Munro died in 1847 and Sandison took over the business at 118 King Street. That same year he married Margaret Smith on 2 July. Like Munro he described himself as a ‘fishing tackle maker’. Indeed he did not think to add ‘and golf club maker’ to his entry until the 1861-2 directory, when his son Robert was also listed a clubmaker in the census, (and intermittently thereafter) and this was only in the General Directory, there was no separate category for any activity to do with golf in the trade section until 1891 when a solitary clubmaker Andrew Simpson) was listed and that was probably because he bought an advertisement at the back of the directory. He was, clearly, involved in golfing circles as an advertisement in the Aberdeen Journal gives Sandison as a contact for the ‘conditions and privileges of membership’ of the Bon-Accord Golf Club.

In addition to his clubmaking and fishing tackle manufacture he was a singing teacher. Reputedly the first to introduce sol-fa notation to the North East, he taught the boys of Robert Gordon’s College to sing over a twenty year teaching career ‘in between making golf clubs’ recalled Dr Ross at an Old Boys’ reunion in London in 1907 so his generation clearly thought of him more as a clubmaker than a fishing rod manufacturer.

Sandison died, from cirrhosis (though, perhaps in deference to him having been precentor at Greyfriars Church for 30 years, the local evening newspaper attributed the death to ‘congestion of the brain’), on 27 November 1884. No one appears to have taken over the business as by 1887 the premises were being used as a confectioner’s.

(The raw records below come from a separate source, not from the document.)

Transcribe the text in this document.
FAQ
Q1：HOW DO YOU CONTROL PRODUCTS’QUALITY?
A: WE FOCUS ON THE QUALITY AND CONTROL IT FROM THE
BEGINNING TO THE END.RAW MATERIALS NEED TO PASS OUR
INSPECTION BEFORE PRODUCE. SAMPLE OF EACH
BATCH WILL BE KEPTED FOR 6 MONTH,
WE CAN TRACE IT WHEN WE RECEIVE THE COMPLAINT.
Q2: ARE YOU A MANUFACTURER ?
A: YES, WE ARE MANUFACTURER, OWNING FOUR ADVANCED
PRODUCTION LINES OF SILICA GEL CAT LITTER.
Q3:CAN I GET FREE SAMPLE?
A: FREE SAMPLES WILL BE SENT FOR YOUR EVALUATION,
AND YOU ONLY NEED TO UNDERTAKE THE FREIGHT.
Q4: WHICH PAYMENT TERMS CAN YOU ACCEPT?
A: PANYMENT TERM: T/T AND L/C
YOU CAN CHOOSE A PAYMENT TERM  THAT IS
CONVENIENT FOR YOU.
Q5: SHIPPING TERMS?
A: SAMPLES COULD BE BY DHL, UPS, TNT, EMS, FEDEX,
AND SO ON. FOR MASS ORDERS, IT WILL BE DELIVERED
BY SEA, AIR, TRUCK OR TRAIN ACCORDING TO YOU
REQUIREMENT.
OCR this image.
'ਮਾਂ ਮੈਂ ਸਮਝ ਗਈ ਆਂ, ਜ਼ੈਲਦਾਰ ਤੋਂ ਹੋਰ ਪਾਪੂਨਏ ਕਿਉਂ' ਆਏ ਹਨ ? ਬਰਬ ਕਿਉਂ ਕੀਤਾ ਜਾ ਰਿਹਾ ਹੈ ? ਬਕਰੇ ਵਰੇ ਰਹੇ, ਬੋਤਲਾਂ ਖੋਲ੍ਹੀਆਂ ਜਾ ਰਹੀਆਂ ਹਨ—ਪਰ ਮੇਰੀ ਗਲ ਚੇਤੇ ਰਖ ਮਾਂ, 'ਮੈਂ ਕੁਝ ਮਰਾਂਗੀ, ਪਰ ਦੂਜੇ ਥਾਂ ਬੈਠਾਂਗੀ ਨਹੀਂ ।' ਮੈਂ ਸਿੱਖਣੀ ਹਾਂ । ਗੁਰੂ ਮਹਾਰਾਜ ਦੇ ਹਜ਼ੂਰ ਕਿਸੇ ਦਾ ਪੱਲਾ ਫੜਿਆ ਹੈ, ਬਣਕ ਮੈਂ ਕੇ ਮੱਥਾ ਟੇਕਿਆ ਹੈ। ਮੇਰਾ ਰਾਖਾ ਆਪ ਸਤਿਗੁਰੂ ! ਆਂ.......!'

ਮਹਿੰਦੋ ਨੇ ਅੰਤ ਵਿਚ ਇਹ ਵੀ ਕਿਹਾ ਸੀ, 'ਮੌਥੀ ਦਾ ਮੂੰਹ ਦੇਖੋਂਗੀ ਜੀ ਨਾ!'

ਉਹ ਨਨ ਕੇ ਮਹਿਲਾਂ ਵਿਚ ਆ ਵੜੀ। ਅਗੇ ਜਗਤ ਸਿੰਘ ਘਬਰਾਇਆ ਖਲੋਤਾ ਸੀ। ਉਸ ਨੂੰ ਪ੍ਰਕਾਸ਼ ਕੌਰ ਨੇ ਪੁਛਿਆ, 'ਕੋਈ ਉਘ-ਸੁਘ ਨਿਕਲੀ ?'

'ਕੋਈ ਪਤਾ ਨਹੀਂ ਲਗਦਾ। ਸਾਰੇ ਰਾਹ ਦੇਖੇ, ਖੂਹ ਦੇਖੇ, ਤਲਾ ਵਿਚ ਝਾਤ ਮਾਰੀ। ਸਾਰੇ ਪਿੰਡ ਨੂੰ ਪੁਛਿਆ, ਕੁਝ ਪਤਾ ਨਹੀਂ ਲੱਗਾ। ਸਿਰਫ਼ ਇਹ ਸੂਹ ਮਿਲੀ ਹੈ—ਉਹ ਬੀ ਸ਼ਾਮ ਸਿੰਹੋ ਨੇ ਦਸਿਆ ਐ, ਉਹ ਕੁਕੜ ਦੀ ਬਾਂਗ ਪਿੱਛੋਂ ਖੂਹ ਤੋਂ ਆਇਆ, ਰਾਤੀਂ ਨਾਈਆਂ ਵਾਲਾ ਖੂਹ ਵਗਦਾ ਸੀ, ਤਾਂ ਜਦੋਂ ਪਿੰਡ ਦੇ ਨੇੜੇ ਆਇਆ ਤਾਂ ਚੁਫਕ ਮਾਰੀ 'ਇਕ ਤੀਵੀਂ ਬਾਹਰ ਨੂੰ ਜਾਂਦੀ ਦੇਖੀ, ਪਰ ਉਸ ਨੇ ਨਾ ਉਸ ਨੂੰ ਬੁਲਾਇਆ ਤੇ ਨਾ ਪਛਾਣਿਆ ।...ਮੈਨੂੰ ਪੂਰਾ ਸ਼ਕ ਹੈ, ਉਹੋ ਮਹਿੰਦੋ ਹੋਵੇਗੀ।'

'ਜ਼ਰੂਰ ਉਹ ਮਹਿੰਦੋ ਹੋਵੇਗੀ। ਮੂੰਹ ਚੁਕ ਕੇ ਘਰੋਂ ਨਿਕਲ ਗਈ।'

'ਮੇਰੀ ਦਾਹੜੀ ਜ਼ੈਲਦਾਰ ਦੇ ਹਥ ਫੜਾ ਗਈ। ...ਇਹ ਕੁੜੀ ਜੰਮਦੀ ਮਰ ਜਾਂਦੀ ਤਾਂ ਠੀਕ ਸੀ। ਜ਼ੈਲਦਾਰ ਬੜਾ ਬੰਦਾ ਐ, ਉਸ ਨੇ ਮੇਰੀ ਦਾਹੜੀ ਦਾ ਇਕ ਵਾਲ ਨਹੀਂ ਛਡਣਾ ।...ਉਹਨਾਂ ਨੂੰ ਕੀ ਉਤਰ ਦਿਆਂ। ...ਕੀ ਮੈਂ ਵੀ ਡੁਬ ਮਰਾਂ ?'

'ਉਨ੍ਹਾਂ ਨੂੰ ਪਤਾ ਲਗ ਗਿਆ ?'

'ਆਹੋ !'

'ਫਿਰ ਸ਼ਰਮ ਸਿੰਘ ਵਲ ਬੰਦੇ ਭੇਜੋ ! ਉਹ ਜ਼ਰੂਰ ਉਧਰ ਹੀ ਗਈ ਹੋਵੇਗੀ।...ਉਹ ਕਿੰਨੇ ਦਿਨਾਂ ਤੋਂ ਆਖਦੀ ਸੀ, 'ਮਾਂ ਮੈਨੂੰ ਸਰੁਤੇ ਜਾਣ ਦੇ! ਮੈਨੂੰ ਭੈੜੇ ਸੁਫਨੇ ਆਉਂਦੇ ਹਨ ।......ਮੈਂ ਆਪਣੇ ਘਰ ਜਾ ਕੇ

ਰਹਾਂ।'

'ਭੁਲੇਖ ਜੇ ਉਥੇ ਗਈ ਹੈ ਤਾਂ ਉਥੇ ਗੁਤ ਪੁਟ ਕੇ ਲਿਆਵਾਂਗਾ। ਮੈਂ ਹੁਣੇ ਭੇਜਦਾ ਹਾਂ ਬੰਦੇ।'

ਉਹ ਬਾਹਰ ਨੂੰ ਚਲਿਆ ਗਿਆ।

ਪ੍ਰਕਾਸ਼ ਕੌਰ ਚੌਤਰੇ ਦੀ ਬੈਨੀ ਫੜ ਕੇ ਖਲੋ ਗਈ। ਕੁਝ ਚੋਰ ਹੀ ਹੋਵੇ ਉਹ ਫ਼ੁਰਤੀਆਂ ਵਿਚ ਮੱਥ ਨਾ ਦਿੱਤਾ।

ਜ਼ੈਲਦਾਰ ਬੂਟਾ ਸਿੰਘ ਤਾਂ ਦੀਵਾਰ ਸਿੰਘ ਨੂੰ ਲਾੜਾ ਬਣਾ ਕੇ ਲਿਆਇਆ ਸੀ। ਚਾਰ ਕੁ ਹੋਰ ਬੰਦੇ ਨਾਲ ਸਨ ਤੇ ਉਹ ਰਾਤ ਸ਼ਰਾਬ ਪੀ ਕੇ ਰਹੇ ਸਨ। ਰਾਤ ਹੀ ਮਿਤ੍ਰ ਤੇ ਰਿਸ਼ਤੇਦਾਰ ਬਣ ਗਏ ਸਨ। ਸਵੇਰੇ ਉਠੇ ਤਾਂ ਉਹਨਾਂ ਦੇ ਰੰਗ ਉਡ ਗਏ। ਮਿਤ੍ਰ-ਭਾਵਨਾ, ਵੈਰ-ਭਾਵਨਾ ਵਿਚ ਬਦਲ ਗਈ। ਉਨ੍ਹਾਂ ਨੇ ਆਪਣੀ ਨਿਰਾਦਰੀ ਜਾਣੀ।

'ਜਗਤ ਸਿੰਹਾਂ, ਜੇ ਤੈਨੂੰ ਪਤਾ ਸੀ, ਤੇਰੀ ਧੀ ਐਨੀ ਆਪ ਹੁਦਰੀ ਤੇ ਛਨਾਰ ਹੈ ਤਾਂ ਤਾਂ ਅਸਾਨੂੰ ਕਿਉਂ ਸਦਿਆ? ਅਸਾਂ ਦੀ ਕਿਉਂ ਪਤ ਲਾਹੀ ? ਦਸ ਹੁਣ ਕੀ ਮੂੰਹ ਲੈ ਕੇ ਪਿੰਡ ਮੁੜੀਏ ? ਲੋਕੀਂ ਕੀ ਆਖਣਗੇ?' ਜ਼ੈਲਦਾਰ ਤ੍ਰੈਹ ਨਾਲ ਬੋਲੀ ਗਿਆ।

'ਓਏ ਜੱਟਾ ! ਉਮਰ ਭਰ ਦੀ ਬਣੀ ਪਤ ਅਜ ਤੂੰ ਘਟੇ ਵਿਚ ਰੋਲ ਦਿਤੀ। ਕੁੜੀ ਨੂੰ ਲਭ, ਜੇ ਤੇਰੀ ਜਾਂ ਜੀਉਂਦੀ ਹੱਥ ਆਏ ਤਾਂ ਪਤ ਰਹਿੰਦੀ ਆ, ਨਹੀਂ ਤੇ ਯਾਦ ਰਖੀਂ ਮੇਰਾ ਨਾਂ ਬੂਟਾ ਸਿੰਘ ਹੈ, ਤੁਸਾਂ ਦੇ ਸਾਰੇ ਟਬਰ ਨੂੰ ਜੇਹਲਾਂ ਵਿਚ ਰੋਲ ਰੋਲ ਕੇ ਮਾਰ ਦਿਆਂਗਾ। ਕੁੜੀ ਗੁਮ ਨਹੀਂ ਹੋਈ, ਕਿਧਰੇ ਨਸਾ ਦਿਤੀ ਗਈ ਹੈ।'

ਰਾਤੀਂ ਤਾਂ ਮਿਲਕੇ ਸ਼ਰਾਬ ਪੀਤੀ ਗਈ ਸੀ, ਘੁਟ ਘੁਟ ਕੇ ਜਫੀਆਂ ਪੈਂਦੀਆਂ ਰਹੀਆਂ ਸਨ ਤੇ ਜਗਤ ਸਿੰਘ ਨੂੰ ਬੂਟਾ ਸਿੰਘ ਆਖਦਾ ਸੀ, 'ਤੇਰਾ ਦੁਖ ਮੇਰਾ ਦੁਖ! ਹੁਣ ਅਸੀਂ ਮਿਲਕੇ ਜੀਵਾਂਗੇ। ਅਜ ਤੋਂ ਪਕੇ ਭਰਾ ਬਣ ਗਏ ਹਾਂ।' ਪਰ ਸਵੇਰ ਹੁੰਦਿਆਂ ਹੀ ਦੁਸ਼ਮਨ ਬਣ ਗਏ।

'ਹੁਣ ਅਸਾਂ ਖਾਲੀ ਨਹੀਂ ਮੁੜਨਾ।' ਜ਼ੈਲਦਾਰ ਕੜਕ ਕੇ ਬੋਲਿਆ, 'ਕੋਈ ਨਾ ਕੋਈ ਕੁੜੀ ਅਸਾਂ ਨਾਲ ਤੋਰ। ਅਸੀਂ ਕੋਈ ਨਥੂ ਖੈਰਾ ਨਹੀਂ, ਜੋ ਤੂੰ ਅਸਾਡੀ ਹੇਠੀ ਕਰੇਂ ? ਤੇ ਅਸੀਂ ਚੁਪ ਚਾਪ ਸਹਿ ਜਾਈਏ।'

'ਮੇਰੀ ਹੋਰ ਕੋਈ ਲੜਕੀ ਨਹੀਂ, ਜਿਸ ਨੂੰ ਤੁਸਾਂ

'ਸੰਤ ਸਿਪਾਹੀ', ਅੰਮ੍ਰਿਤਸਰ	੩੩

The ‘resident club maker’ tag, and for that matter, the lack of directory entries for other makers, implies he was the only clubmaker at the time in Aberdeen. This is not so, membership of clubs was growing so there was clearly a demand. Charles Playfair certainly produced long-nose clubs and I plan to hunt down the others! What is interesting about the Aberdeen makers is that in being fishing tackle makers first, Playfair was, and a gunmaker, William Calder in the 1890s, and John Ritchie who seems to have been making golf clubs from 1881 but listed separately as a fishing tackle maker, they came from a quite different tradition to golf clubmakers in other parts of the country.